In the movie Reign Over Me, Charlie Fineman (Adam Sandler) has lost himself and is left broken after losing his family in 9/11. Alan Johnson (Don Cheadle) is losing himself in his life as a dentist, father and husband. The two cross paths years after having been college roommates. They each try to help the other become the man they cannot see in themselves.
As Charlie suffers through severe post-traumatic stress disorder, Alan puts up with his outbursts of anger and detachment over and over again.
Through a genuine attempt to support a friend, Alan is vicariously trying to excite and change his own life.
The movie continues to throw twists and turns of death, finances, family and court as the characters choose to the power of love, just as the title song takes power over the movie.
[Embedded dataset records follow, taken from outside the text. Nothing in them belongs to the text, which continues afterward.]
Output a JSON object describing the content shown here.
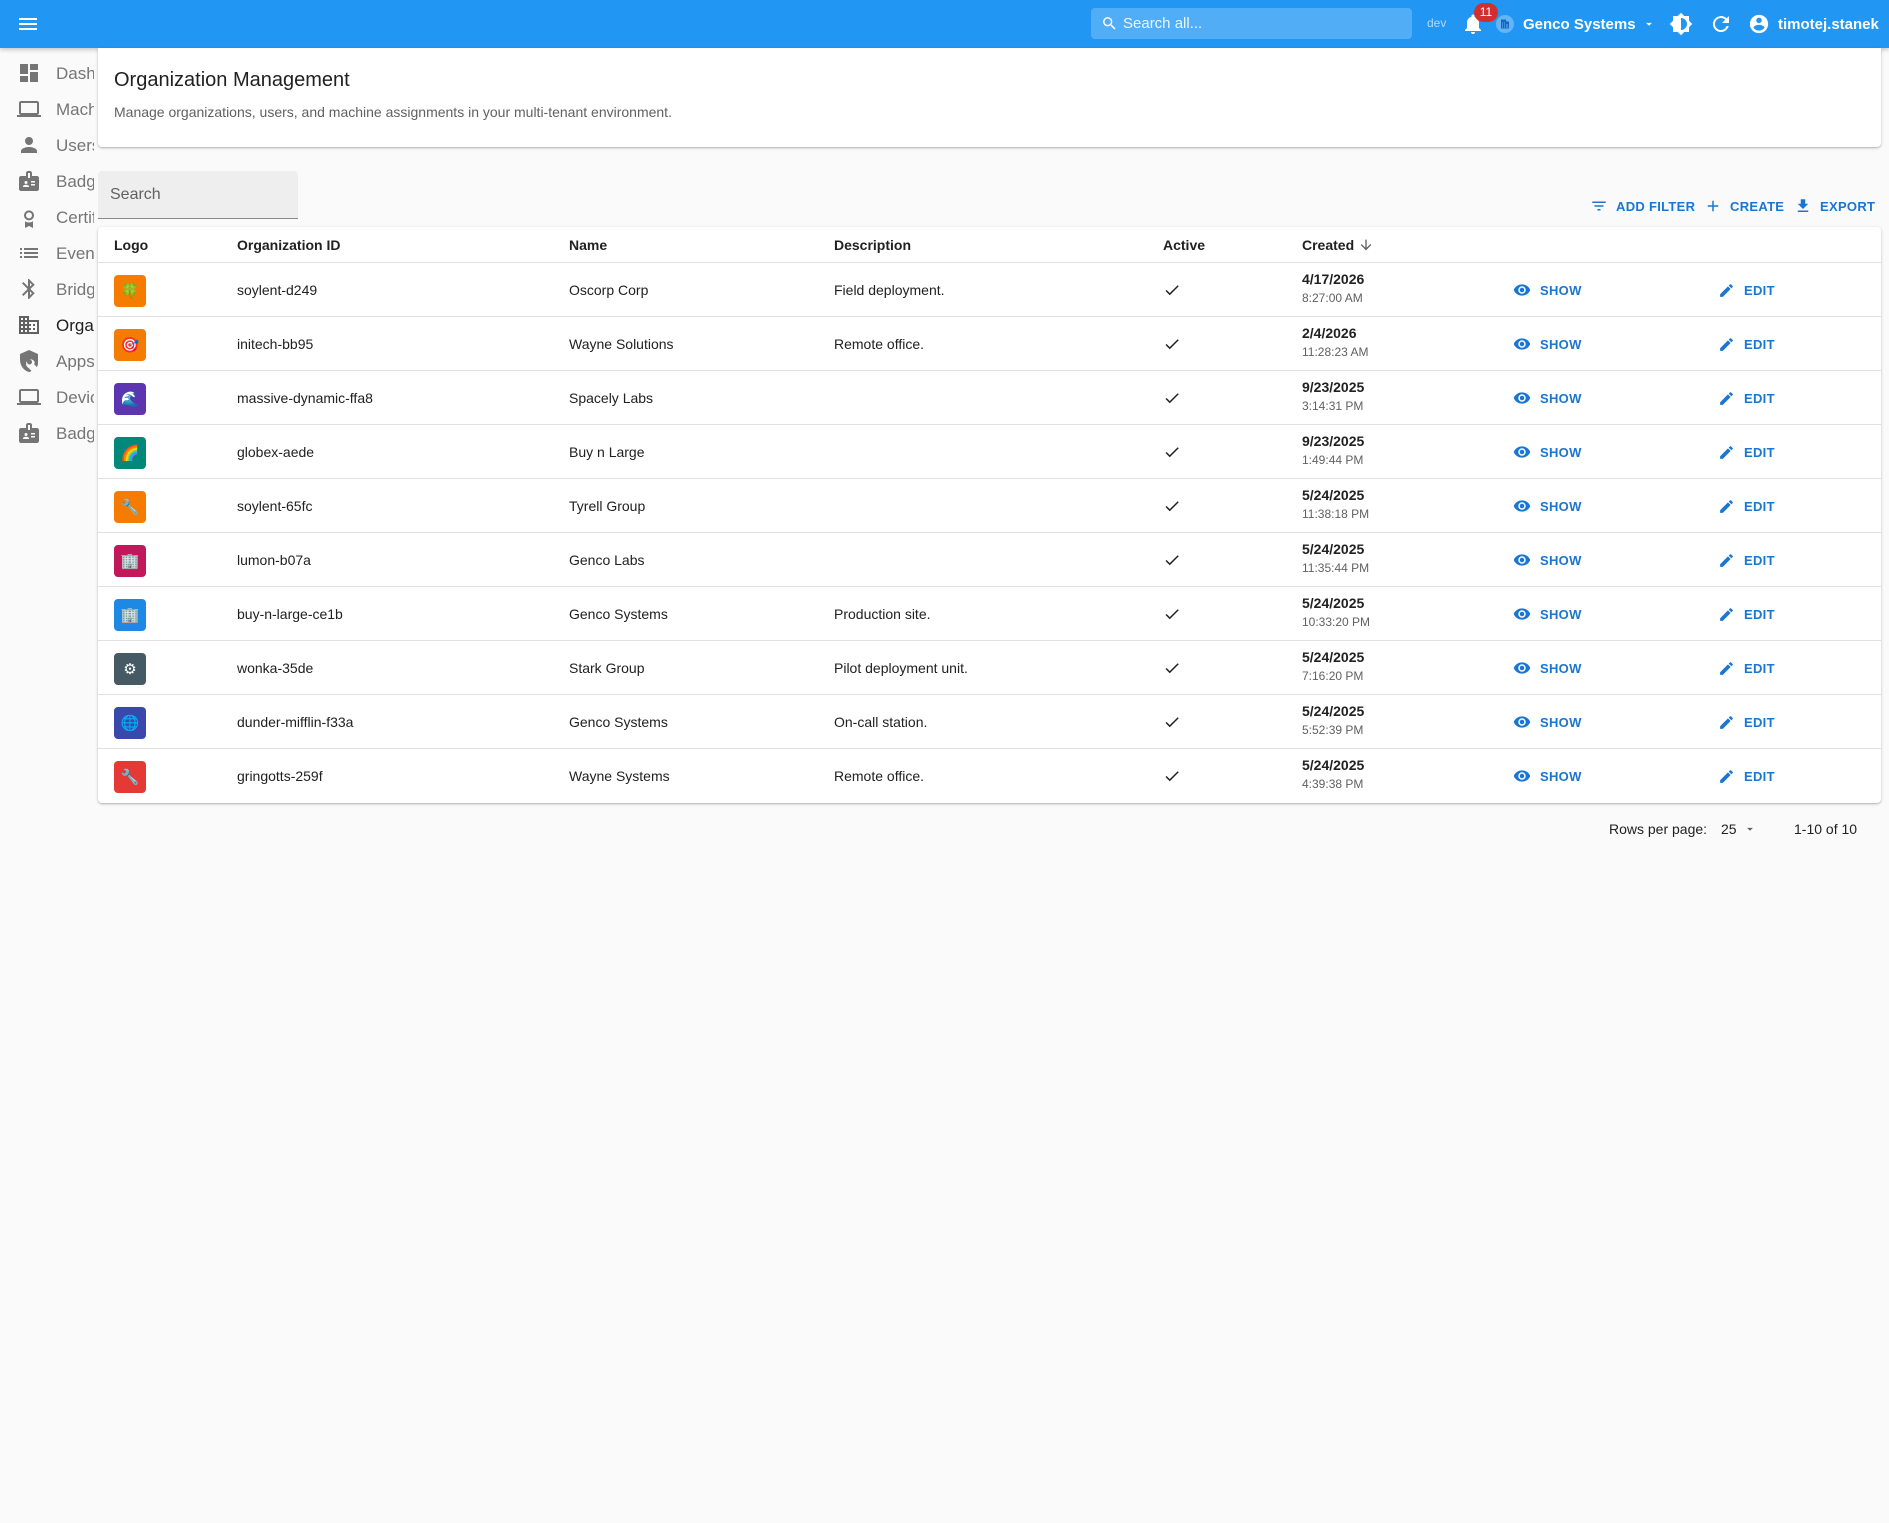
{
  "appbar": {
    "search_placeholder": "Search all...",
    "env_label": "dev",
    "notification_count": "11",
    "organization": "Genco Systems",
    "username": "timotej.stanek",
    "color": "#2196f3"
  },
  "sidebar": {
    "items": [
      {
        "label": "Dashboard",
        "icon": "dashboard-icon"
      },
      {
        "label": "Machines",
        "icon": "laptop-icon"
      },
      {
        "label": "Users",
        "icon": "person-icon"
      },
      {
        "label": "Badges",
        "icon": "badge-icon"
      },
      {
        "label": "Certificates",
        "icon": "certificate-icon"
      },
      {
        "label": "Events",
        "icon": "list-icon"
      },
      {
        "label": "Bridges",
        "icon": "bluetooth-icon"
      },
      {
        "label": "Organizations",
        "icon": "business-icon"
      },
      {
        "label": "Apps",
        "icon": "policy-icon"
      },
      {
        "label": "Devices",
        "icon": "laptop-icon"
      },
      {
        "label": "Badges",
        "icon": "badge-icon"
      }
    ]
  },
  "header": {
    "title": "Organization Management",
    "subtitle": "Manage organizations, users, and machine assignments in your multi-tenant environment."
  },
  "toolbar": {
    "search_placeholder": "Search",
    "add_filter": "ADD FILTER",
    "create": "CREATE",
    "export": "EXPORT"
  },
  "table": {
    "columns": {
      "logo": "Logo",
      "id": "Organization ID",
      "name": "Name",
      "description": "Description",
      "active": "Active",
      "created": "Created"
    },
    "show_label": "SHOW",
    "edit_label": "EDIT",
    "rows": [
      {
        "logo": "🍀",
        "logo_color": "#f57c00",
        "id": "soylent-d249",
        "name": "Oscorp Corp",
        "description": "Field deployment.",
        "active": true,
        "date": "4/17/2026",
        "time": "8:27:00 AM"
      },
      {
        "logo": "🎯",
        "logo_color": "#f57c00",
        "id": "initech-bb95",
        "name": "Wayne Solutions",
        "description": "Remote office.",
        "active": true,
        "date": "2/4/2026",
        "time": "11:28:23 AM"
      },
      {
        "logo": "🌊",
        "logo_color": "#5e35b1",
        "id": "massive-dynamic-ffa8",
        "name": "Spacely Labs",
        "description": "",
        "active": true,
        "date": "9/23/2025",
        "time": "3:14:31 PM"
      },
      {
        "logo": "🌈",
        "logo_color": "#00897b",
        "id": "globex-aede",
        "name": "Buy n Large",
        "description": "",
        "active": true,
        "date": "9/23/2025",
        "time": "1:49:44 PM"
      },
      {
        "logo": "🔧",
        "logo_color": "#f57c00",
        "id": "soylent-65fc",
        "name": "Tyrell Group",
        "description": "",
        "active": true,
        "date": "5/24/2025",
        "time": "11:38:18 PM"
      },
      {
        "logo": "🏢",
        "logo_color": "#c2185b",
        "id": "lumon-b07a",
        "name": "Genco Labs",
        "description": "",
        "active": true,
        "date": "5/24/2025",
        "time": "11:35:44 PM"
      },
      {
        "logo": "🏢",
        "logo_color": "#1e88e5",
        "id": "buy-n-large-ce1b",
        "name": "Genco Systems",
        "description": "Production site.",
        "active": true,
        "date": "5/24/2025",
        "time": "10:33:20 PM"
      },
      {
        "logo": "⚙",
        "logo_color": "#455a64",
        "id": "wonka-35de",
        "name": "Stark Group",
        "description": "Pilot deployment unit.",
        "active": true,
        "date": "5/24/2025",
        "time": "7:16:20 PM"
      },
      {
        "logo": "🌐",
        "logo_color": "#3949ab",
        "id": "dunder-mifflin-f33a",
        "name": "Genco Systems",
        "description": "On-call station.",
        "active": true,
        "date": "5/24/2025",
        "time": "5:52:39 PM"
      },
      {
        "logo": "🔧",
        "logo_color": "#e53935",
        "id": "gringotts-259f",
        "name": "Wayne Systems",
        "description": "Remote office.",
        "active": true,
        "date": "5/24/2025",
        "time": "4:39:38 PM"
      }
    ]
  },
  "pagination": {
    "rows_per_page_label": "Rows per page:",
    "rows_per_page": "25",
    "range": "1-10 of 10"
  }
}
The way the scenes are often slow, disjointed and choppy adds to the reality of it all.
This movie is closer to reality than most self-proclaimed reality television shows, but is it what audiences really wanted?
Writer and director Mike Binder boringly transitions from scene to scene just as one walks through his/her day. Scenes are long or disconnected. Drawn-out scenes in a club that escalate into Charlie’s predictable anger and ten minutes of Alan sucked into a video game prolong unnecessary moments. Long pauses in the midst of argument and discourse are set alongside a lack of character development, leaving the viewer with unfulfilled desires to connect with the powerful story and characters.
Such underdevelopment can be seen when Charlie tells the story of what broke him so badly when he watched the very plane his family was on crash into the twin towers.
Later, Charlie kisses his mother-in-law after telling her that pictures of his wife and children are not that important, because he sees them every day. Alan apologizes to his wife for being distant.
These are all scenes that would have been tear-worthy if preceded by apparitions of Charlie’s wife and children or Alan’s wife’s tears as her husband emotionally abandons her. However, these scenes never happened, and the tear-jerkers were left unformed.
The reality of the movie hits home in a way that could have changed lives. It is about more than a man broken by American tragedy. These characters come across as real people encountering real problems, but the director fails to sufficiently draw the viewers into the world of the characters.
The message of love’s power is a strong one. It is about love covering and mending all of the broken pieces that slowly begin to come together in the final scenes.
The title track drives home the point that love must reign in order for healing to begin. But, Reign Over Me does not visually connect viewers enough to the brokenness and dysfunctions of the characters that are reconciled by love.